Paris, 25 February 2025

Dear second.garden,    

I wanted to greet you with a letter the old-fashioned way, from a place with cliffs and trees. As I could not find a postcard with the desired motive in the tourist kiosks, I ordered a second-hand one from a web-antiquarian. Although I wanted to forward it to you physically, I will let a scanned version reach you by e-mail. It will be accompanied by this letter which I have rewritten a couple of times now. It can be regarded as a small cut into the flesh of Parc des Buttes-Chaumont.

The front of the postcard depicts an island which I like to think of as the heart of the park. Crowning the cliff is a temple - or a garden folly. The island is currently inaccessible as it is receiving a touch-up of its skin. The back is naturally marked with the name of the recipient, a postage stamp and an ink stamp.
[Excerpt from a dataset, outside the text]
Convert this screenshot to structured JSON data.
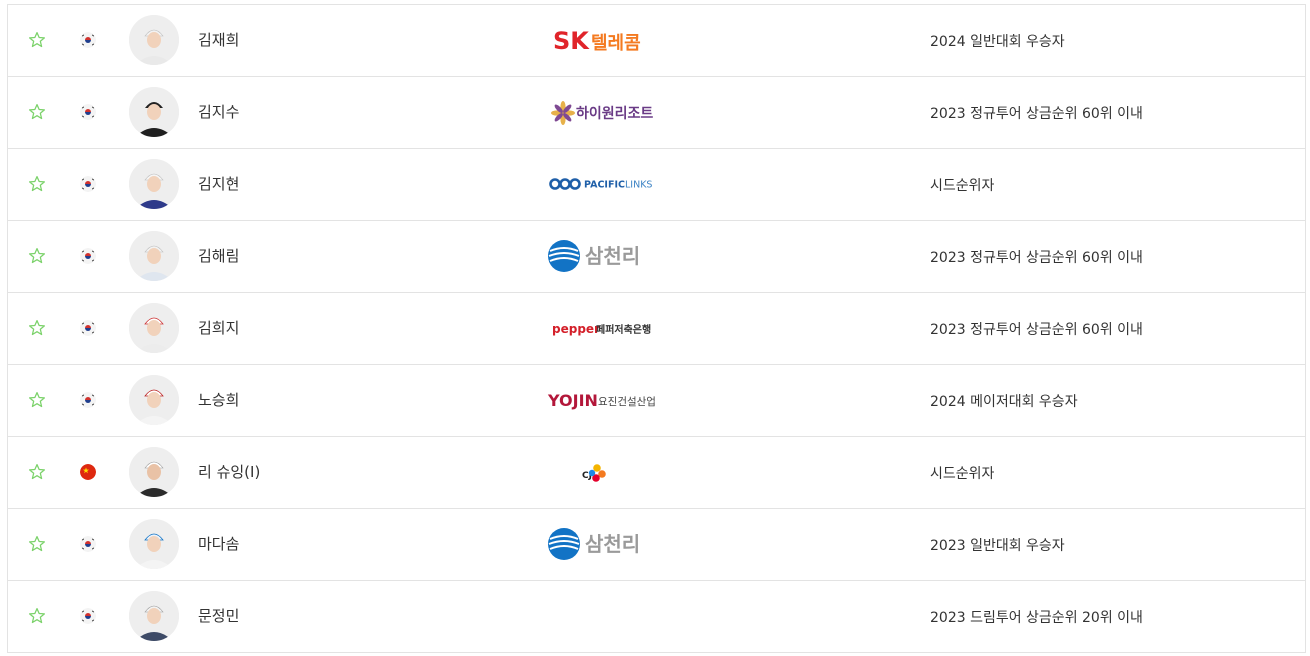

On both sides, the card is overlaid with an image of a temporary intervention located somewhere in the mainland of the park. I know that Victor noticed this camouflaged fence as well. Closing off a pathway while allowing a stream of water to pass beneath it, the fence is dressed in multiple copies of an image of green leaves. I layered the fence onto the scanned postcard as a way to update it.



Writing this letter has let me become more acquainted with the park. 160 years ago, there was not a single plant in the park. As a gift for the working class Parisians, the park was constructed on the soils of a former quarry where gypsum and limestone were extracted, some of which lives on in the buildings of Paris. I read that the terrain was known as Mont Chauve (Chauve-Mont —> Chaumont) referring to its bare and desolate surfaces. In its pre-park life, it was also used as a waste dump, an execution ground and a site for slaughtering worn-out horses.

The park is as artificial as it is natural. There are eucalyptus trees and amusement rides. Nesting herons and wine on tap. Lebanese cedar trees and a bridge by Gustave Eiffel. The water running through the fence dressed in leaf prints comes from the artificial waterfalls in the park and is pumped from the nearby canal. The stairs and railings in the park are concrete casts resembling tree trunks and branches. The granite-looking caves, stalactites and cliffs in the postcard are imitations in concrete and plaster.

It as a constructed organism requiring daily maintenance and closed gates at night. Because of the porous gypsum beneath - the flesh of the park - the fake granite (real concrete) crust has started to crumble. Other parts have recently been closed due to a soil lift, and last year the artificial lake was completely emptied and cleaned. The current renovation project has a budget of 6 million euros. The previous one 25 years ago cost 15 million euros.

When the park opened as part of the Paris Universal Exhibition in 1867, it was presented as much as a work of landscape engineering as a romantic vision of nature. In the postcard from 1904, I see the reconstruction of a picturesque scene. In the updated version from today, I see a display of maintenance, but also an interpretation of what the park is made of: A scene with lush trees and covered wounds.